Alguns se aproveitam dessa brecha para alegar, no caso de compra, que houve apenas aumento de capital, e não uma alteração no controle da empresa. O caso mais recente foi a oferta que o grupo de energia Cosan fez em fevereiro para adquirir 5,67% do total das ações da ALL.
Pagou cerca de 900 milhões de reais e, assim, passou a integrar o bloco de controle da maior companhia de logística do país. Os minoritários ficaram na mão. A empresa diz que não houve mudança no controle, e a Associação dos Investidores de Mercado de Capitais (Amec) estuda o caso para se manifestar.
Em setembro de 2008, a incorporadora Gafisa usou o mesmo argumento ao comprar a concorrente Tenda: como adquiriu só 30% do capital, não pagou o tag along, e a CVM concordou.

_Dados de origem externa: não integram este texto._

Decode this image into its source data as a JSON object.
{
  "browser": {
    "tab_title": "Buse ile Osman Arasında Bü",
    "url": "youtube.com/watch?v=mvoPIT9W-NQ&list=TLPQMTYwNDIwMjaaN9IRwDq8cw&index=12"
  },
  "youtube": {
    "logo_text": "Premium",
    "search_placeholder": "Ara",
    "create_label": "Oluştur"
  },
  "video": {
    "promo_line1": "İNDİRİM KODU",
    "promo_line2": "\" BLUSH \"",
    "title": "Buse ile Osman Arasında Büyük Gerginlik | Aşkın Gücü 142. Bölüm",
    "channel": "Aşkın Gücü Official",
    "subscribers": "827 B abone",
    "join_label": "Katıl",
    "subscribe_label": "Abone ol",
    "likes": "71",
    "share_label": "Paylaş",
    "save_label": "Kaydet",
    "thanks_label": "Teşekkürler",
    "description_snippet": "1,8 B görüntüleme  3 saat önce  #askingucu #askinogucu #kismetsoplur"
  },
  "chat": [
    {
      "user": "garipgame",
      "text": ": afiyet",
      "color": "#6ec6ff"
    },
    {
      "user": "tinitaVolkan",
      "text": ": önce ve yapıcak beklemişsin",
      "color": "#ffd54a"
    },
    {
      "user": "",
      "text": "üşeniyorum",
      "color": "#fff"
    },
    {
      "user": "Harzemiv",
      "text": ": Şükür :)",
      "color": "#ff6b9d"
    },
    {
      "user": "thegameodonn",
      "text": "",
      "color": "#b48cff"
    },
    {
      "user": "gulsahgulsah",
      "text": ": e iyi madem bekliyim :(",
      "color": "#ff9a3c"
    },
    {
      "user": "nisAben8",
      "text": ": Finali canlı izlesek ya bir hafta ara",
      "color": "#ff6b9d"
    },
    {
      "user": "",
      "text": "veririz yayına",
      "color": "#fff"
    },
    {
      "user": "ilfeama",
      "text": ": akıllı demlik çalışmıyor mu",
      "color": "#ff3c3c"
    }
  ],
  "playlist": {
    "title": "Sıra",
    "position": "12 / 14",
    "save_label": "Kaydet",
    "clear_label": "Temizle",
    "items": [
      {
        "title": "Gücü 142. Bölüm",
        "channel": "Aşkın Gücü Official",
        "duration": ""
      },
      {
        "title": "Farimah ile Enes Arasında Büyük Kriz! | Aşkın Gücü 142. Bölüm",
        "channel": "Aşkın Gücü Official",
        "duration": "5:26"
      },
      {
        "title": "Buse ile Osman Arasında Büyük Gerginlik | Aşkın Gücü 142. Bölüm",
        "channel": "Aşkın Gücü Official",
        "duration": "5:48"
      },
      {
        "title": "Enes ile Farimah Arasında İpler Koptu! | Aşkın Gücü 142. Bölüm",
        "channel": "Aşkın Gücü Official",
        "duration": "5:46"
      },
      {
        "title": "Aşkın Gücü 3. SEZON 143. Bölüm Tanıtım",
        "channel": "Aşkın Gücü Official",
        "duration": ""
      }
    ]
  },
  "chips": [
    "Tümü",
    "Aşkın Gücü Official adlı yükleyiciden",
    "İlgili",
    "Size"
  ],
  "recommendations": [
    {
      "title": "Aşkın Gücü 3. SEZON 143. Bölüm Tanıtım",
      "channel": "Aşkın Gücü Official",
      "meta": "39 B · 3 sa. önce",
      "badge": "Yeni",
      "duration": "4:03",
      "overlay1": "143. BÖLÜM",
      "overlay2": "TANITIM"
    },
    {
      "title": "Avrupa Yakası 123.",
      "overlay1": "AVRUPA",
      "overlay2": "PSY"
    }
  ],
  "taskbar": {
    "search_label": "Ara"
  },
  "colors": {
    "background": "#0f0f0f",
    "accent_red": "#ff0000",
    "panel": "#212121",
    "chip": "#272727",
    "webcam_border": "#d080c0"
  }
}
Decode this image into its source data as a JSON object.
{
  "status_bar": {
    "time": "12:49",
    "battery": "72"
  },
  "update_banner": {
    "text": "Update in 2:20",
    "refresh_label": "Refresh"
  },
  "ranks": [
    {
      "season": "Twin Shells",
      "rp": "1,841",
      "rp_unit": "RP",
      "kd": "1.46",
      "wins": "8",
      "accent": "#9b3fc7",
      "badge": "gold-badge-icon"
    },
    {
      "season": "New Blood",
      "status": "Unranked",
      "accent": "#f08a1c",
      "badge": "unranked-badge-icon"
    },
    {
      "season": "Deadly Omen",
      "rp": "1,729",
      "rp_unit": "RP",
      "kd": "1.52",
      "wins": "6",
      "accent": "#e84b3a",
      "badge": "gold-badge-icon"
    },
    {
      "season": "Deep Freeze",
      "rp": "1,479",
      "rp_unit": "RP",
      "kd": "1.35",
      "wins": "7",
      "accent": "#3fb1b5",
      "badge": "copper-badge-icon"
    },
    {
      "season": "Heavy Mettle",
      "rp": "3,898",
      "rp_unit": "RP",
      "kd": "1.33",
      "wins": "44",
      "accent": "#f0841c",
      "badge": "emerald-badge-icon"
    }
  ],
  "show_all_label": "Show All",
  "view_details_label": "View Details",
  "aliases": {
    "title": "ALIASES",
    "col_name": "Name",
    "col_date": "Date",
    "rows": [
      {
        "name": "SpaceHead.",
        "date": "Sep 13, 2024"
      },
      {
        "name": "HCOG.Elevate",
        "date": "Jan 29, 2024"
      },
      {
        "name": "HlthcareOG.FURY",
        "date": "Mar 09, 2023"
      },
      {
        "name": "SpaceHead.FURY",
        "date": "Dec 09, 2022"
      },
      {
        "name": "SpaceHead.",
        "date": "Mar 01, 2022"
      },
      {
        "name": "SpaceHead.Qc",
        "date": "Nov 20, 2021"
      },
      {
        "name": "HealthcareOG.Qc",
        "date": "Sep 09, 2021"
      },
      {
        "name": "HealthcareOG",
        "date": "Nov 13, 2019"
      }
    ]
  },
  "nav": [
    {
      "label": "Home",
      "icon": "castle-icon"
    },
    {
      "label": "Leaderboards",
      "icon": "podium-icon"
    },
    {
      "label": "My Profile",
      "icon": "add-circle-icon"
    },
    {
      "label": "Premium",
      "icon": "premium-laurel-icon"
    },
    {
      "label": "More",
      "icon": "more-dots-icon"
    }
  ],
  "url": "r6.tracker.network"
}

Discussões legais à parte, o fato é que aquela que era a maior e mais cristalina promessa do Novo Mercado virou assunto para os advogados mais caros do país — o que não pode ser bom.
A BM&F Bovespa, é verdade, já tentou mudar essa situação. Em 2010, perguntou às empresas do Novo Mercado se concordariam em definir que uma oferta de compra por mais de 30% do capital deveria desencadear uma proposta de aquisição pelo mesmo valor dos papéis de todos os acionistas.
Elas recusaram. Há outras propostas de alteração sendo discutidas. Quando uma empresa decide fechar o capital, ela oferece um preço para as ações e contrata um banco para fazer um laudo independente sobre o valor justo da empresa. Na prática, os minoritários nem sempre aceitam as contas apresentadas pelos bancos. Agora, discute-se uma maior regulação desse tipo de laudo.
Também estão em análise a restrição de adesão de companhias com pendências judiciais ou tributárias no Novo Mercado (uma espécie de “ficha limpa” das empresas) e o aumento no número de conselheiros independentes.
Claro, o mercado de capitais não deve ser uma ditadura dos minoritários — os homens e as mulheres que arriscam seu patrimônio para criar empresas e as controlam não são, afinal de contas, inimigos do capitalismo, muito pelo contrário. Talvez discutir regras mais claras, que nivelem o terreno, seja o correto. Deu certo há 12 anos. Não há por que não dar certo de novo.